The overthrow of an autocrat, tyrant or military strongman in favour of democracy does not, it turns out, reflect particularly well in economic indicators.
The Philippines appears to be a case of recovery coming slowly after momentous change
One of the worst-performing countries in the world between 1982 and 1992 was the Philippines, which suffered a huge 35.23-point decline during that time, second only to Panama, which was invaded by the US in the middle of that period.
This is, at first glance, surprising. The dictator, Ferdinand Marcos, was overthrown in 1989, ushering in democracy under an iconic leader, Cory Aquino.
Similarly, the period that included the overthrow of Indonesian dictator Suharto coincided with Indonesia being the worst-performing country in the world between 1992 and 1999, dropping 27.16 points.
This doesn’t appear to speak well of the economic impact environmental, social and governance values. But let’s look more closely at those numbers.
The Philippines appears to be a case of recovery coming slowly after momentous change. Starting with a high score of 69 in 1982, when public anger and suppression was being masked by decent economic indicators, the country had plunged irretrievably by 1985, hitting 33 points, and it dropped to a low of 27 in 1989 when it looked like Marcos would only be removed after military confrontation (in the end he fled to Hawaii).
But he left a mess, so for two years the Philippines’ score stayed at 30 while the country transitioned to democracy. Not until the mid 1990s was the score sustainably back in the 50s, which is where it stands today.
In Indonesia, Suharto’s removal came in the middle of the Asian financial crisis, which hit Indonesia particularly hard. He left amid riots. This period saw a drop in Indonesia’s score from 70.95 in 1997 to just 36.37 in 1999.
Clearly, it’s not just the transition to democracy that hit Indonesia here but the broader macroeconomic environment. Indeed, the transition was prompted in part by the macro circumstances, because Indonesia under an autocratic government proved to be dangerously exposed to global market problems.
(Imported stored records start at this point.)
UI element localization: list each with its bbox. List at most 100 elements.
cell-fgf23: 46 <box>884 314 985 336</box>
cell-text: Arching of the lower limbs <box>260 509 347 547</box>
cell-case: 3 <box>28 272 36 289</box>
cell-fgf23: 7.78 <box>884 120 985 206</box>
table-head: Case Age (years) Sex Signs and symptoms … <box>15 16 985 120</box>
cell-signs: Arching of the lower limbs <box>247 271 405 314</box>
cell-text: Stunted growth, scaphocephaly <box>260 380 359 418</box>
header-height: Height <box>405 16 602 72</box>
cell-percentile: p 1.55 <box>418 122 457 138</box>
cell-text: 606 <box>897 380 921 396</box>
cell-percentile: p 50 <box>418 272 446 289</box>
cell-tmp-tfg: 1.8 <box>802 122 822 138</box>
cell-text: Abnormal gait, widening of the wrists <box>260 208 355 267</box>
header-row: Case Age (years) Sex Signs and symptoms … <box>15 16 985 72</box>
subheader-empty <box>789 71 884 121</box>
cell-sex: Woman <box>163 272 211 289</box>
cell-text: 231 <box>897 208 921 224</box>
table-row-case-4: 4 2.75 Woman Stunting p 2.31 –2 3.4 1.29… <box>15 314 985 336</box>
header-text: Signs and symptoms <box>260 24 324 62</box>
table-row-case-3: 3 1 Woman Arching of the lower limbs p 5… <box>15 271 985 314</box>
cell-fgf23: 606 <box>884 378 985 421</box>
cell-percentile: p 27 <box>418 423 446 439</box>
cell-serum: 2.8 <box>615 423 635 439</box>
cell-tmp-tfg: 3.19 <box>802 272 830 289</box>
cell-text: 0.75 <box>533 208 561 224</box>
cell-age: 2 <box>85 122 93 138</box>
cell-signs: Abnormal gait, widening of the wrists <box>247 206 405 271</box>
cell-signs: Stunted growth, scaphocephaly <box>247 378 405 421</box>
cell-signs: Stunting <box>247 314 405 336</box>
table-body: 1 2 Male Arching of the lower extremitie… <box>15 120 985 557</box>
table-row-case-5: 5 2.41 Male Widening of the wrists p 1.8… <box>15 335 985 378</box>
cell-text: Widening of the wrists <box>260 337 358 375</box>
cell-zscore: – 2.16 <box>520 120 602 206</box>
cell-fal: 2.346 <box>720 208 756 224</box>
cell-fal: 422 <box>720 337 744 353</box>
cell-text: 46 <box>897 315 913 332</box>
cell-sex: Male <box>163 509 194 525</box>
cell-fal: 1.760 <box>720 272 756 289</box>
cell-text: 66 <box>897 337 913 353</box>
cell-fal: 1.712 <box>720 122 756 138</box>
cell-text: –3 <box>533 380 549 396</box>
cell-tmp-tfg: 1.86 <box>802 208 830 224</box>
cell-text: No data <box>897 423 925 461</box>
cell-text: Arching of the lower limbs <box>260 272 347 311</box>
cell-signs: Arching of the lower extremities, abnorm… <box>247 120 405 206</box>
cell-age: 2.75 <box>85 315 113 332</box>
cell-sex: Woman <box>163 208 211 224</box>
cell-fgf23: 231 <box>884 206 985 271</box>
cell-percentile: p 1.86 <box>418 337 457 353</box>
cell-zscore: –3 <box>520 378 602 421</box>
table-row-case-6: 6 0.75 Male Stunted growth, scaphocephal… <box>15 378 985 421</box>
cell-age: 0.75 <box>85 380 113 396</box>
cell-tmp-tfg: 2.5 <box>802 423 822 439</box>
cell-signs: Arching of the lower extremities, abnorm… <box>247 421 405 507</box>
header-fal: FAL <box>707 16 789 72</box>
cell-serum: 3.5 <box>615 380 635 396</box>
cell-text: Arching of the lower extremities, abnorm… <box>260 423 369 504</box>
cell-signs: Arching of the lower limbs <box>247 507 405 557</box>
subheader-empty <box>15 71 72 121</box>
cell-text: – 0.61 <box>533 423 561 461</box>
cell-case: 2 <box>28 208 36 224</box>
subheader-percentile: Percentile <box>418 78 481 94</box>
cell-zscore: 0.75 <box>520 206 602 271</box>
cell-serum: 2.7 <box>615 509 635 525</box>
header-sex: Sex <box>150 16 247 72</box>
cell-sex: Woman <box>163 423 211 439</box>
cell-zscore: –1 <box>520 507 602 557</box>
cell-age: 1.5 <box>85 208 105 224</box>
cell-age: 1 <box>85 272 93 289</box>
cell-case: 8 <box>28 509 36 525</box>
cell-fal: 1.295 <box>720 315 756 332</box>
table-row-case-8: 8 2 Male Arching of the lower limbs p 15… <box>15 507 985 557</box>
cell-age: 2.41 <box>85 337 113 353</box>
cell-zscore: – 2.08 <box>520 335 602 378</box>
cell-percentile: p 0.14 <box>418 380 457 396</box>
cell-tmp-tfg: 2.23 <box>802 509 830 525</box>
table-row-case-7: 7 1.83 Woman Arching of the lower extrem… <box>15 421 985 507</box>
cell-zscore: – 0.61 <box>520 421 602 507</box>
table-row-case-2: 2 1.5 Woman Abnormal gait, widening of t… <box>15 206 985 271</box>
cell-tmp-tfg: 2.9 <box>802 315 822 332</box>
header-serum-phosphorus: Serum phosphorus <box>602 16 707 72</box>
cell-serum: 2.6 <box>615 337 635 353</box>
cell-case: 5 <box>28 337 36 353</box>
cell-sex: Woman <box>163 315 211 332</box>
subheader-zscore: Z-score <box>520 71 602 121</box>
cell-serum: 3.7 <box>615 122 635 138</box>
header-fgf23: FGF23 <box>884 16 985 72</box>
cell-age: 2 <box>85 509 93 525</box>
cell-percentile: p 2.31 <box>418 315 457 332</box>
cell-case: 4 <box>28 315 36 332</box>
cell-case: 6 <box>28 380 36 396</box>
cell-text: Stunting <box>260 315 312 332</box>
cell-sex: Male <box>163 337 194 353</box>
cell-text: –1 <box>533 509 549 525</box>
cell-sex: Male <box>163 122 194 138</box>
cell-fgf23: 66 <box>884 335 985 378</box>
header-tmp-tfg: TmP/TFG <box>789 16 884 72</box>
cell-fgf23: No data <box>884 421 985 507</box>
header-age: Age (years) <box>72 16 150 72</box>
But, as with the Philippines, it is notable that a transition to democracy isn’t immediately reflected in better economics. Indonesia fell still further in 2000 and its score remained in the 30s until 2004. Even today, in a model democracy with a progressive president, Joko Widodo, who pleases the IMF with his commitment to infrastructure development and economic discipline, the country scores 52.78 – well down on the scores in the 60s and 70s that the country held through the 1980s and 1990s under Suharto.
Of course, life isn’t all about economic indicators: the Philippines and Indonesia have gained vital freedoms along the way and, for many people, a better standard of living. And we can find brighter news for reformist principles in Myanmar.
The best-performing Asian country in the world between 2009 and 2019 was Myanmar, rising from just 10.95 points to 30.97. This coincides with the dissolution of the military junta in 2011 – a dictatorship that had been in place since 1962 – and the 2015 election that gave Aung San Suu Kyi’s party a majority in both houses.
It is fair to say that global opinion on Aung San Suu Kyi has soured in the years since, but nevertheless, here the data is unequivocal: embracing democracy and markets has led to a far better standing in economic data, although Myanmar’s score of 30.97 is still a long way below its peers. Sri Lanka, for example, stands at 45.6.
A strange thing about Sri Lanka: its ranking today is not really much better than it was during the civil war, which ended in 2009. Its score that year was 42.81, and 41.83 the year before. In the mid 1990s it reached the 50s and has been there again only once since, in 2011. When a war lasts a generation, it takes some recovering from, it seems.
There’s nothing quite like data to challenge what you think you know.